The value of stuff
“We want to treat waste as a resource.” is a constant refrain from the great and the good, but how do we make that happen?
The obvious approach is to try and create robust markets in secondary (recycled, recovered, pre-loved?) materials. The problem is that all commodity prices vary massively and extremely rapidly in the modern global economy. My cousins are farmers and they have to buy their seed and fertiliser long before they have a clue what wheat prices will be like at harvest – this year they did OK because of the terrible problems that Russian farmers had, but next year – who knows?

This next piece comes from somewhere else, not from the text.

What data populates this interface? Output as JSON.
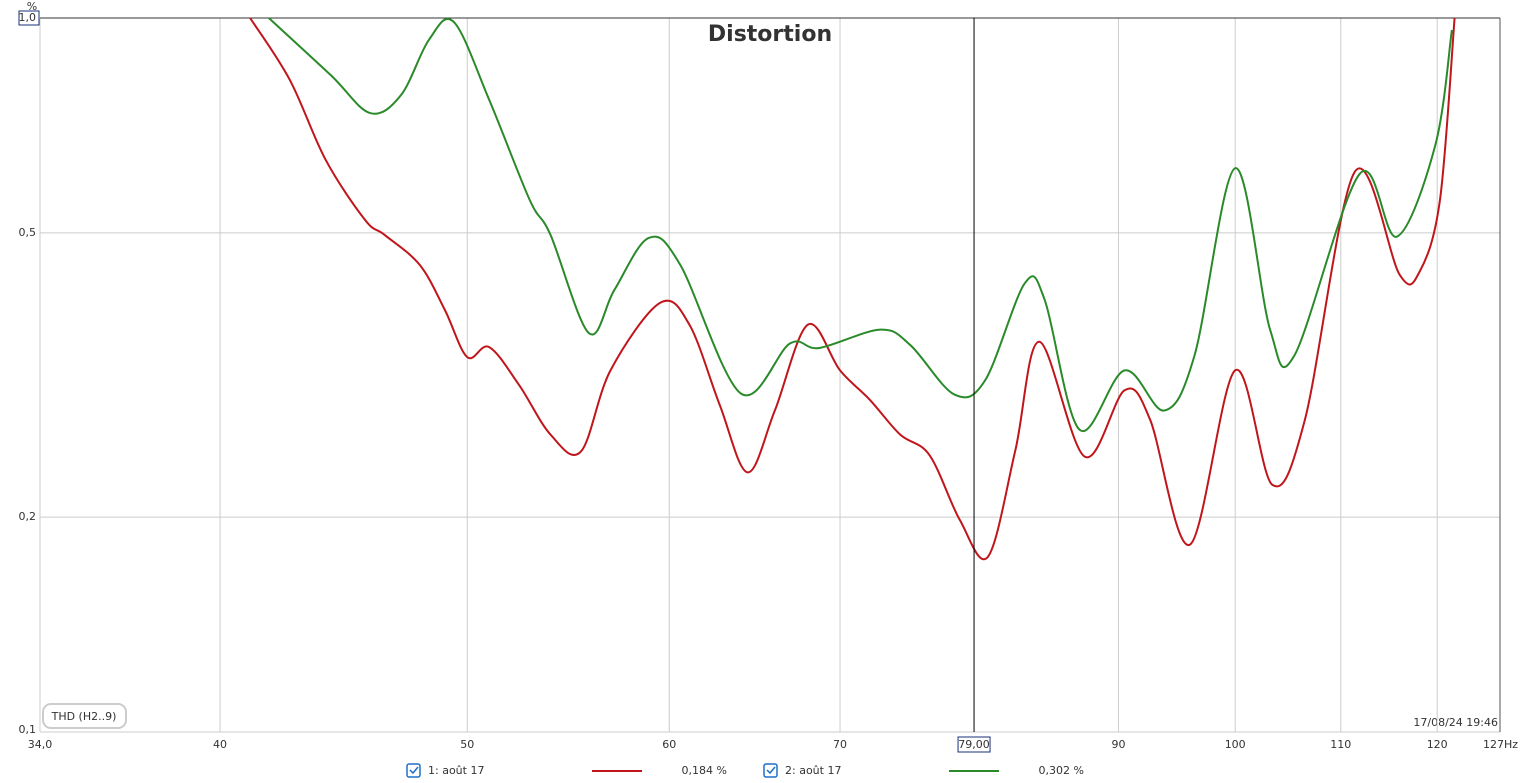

Recyclate prices can vary even more as they can go from positive to negative. You can see this very visually with scrap metal – if the value drops too low, scrap yards put on a gate fee and you will start to see abandoned old cars dumped on the road. When the price soars, anything metal starts to go missing – a couple of months ago a van was stopped by police in a neighbouring street to mine – with a cargo of half-inched manhole covers in the back.
So how can we deal with this uncertainty?
1. Penalise the alternatives: taxes on the extraction of raw materials or the landfilling of waste level the playing field by internalising the costs to society of those activities.
2. Expand and broaden markets: a steady demand from a wide range of potential markets will even out the peaks and troughs. Organisations both public and private can use their buying power to boost these markets.
3. A realistic view of risk: I’ve seen far too many start ups build their business plans around unrealistic assumptions on material value/costs and then struggle when the real prices don’t comply with their wishful thinking.
4. Use of trusted standards for the quality of materials – the UK Government and its WRAP quango have been working on a set of standards called PAS for some time – eg PAS 100 is the standard for soil conditioner/compost.
5. Use of trusted labels/certification schemes for recycled material – so the customer can make informed purchasing decisions without fear of greenwash.
Overall, though, we need a general change in attitude to ‘waste’. As my own little aphorism has it, “Waste is a verb, not a noun”.